The movie tracks the progress of the good ship Covenant; a colony ship full of 2000 sleeping humans (plus multiple Ikea drawers filled with embryos) travelling a seven year route to a new habitable home for our beloved species. Along the way a freak accident damages the ship and awakens the crew. Once they’re up and about patching the ship they catch a stray transmission that seems to indicate human life nearby. They track it to a nearby planet and that’s where the whole circus kicks off.

Despite a competent ensemble cast of relative unknowns (except Danny McBride, we know who he is), the show hinges around Michael Fassbender’s twin role of both American synthetic Walter and his British counterpart, David, who you’ll remember from Prometheus. As it turns out, David’s been isolated on the planet and having gone criminally off the rails has spent his time developing some rather unsettling hobbies. Besides drawing some really creepy pictures and learning to play the recorder, he’s also been fine tuning a race of murderous creatures using the indigenous lifeforms as test subjects. As the truth slowly unfolds, the project reaches it’s inevitable shiny black climax and the crew are polished off by the wall-crawling aberrations until only a handful remain.
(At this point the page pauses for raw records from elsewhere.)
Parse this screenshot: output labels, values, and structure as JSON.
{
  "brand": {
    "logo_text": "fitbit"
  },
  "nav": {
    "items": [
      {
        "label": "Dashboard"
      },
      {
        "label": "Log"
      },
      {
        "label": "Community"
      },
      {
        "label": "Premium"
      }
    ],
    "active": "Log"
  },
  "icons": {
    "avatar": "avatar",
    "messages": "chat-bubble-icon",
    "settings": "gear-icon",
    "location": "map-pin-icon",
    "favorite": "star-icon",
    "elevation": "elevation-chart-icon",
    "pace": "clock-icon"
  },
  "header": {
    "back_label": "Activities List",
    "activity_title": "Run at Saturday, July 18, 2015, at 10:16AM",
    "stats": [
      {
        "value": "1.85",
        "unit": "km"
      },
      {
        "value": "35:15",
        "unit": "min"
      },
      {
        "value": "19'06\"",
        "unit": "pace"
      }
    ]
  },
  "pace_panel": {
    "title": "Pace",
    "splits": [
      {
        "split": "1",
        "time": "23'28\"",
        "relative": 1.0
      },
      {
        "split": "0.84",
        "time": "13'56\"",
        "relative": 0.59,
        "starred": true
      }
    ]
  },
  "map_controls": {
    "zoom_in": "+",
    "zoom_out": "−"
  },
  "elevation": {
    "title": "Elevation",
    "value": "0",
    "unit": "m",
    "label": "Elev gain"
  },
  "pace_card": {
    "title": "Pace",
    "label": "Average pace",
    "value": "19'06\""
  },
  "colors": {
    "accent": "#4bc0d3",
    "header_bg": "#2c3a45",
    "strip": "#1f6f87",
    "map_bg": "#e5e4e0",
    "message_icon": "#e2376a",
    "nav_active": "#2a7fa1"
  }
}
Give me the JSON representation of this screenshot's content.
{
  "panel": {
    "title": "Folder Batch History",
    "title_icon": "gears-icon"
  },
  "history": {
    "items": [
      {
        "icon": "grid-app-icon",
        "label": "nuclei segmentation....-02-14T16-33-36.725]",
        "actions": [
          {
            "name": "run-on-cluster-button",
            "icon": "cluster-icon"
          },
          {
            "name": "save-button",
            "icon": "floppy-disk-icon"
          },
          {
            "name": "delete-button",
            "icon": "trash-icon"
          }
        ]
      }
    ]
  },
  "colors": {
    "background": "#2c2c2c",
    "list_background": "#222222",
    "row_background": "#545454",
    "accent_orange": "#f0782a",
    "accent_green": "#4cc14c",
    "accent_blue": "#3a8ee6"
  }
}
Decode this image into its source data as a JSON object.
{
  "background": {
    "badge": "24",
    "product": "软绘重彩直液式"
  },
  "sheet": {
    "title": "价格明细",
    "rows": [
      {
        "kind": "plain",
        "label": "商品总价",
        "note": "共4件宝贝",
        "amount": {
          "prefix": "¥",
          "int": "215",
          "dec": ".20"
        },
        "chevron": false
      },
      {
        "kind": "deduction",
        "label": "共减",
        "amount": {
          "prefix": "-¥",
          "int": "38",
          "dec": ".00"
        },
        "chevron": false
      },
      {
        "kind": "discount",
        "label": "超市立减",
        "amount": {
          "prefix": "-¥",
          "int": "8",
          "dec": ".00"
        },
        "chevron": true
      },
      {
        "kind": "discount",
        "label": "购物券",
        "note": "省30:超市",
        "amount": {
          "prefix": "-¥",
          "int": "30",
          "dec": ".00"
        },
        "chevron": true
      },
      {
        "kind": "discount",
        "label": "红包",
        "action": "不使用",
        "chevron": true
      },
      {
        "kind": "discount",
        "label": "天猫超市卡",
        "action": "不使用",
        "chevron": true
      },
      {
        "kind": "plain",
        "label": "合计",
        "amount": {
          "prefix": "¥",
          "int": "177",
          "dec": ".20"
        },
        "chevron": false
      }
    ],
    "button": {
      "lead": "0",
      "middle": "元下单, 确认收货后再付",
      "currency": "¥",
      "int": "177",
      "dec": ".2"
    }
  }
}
We are treated to some truly original fight scenes and there are many times when people are brought into terrifying proximity to the creatures, leaving you clinging to the edge of your seat. On a few occasions I realised that I’d actually sat forward in anticipation. Eventually we see the remnants of the crew find their way back up to the ship having seemingly escaped the creatures’ clutches although, in true Alien style, the nightmare is never quite over when you think it is and of course we see the Aliens brought back aboard the Covenant to wreak further havoc before the end.

Alien Covenant is in many ways, a cherry picking of all the best bits of its predecessors. It has the thumping dread and claustrophobic suspense of Alien, the squad-based commando action of Aliens, the weird biology of Resurrection. I’m unsure what it may have borrowed from Alien3, but strong female leads are found as abundantly there as they always have been in the series and Covenant serves up a good selection of those, especially the movie’s surrogate neo-Ripley, Daniels (played by Katherine Waterston).

I’d absolutely recommend the movie to both hardcore series die-hards and casual horror/sci-fi fans alike. The movie’s visual aesthetic is particularly faithful to the template laid down by the original work of HR Giger and it’s worth seeing if only to see that translated again in the forms and sketches of David’s macabre workshop.

Family friendly?

Well, at one point some people get eaten/killed mid-coitus and at least one person get’s their face smashed right off. I think it’s safe to say you should leave the kids at home for this one. I mean, it’s an 18 anyway so they’re going to have to sit in the foyer eating popcorn for 2 hrs and that’s just mean.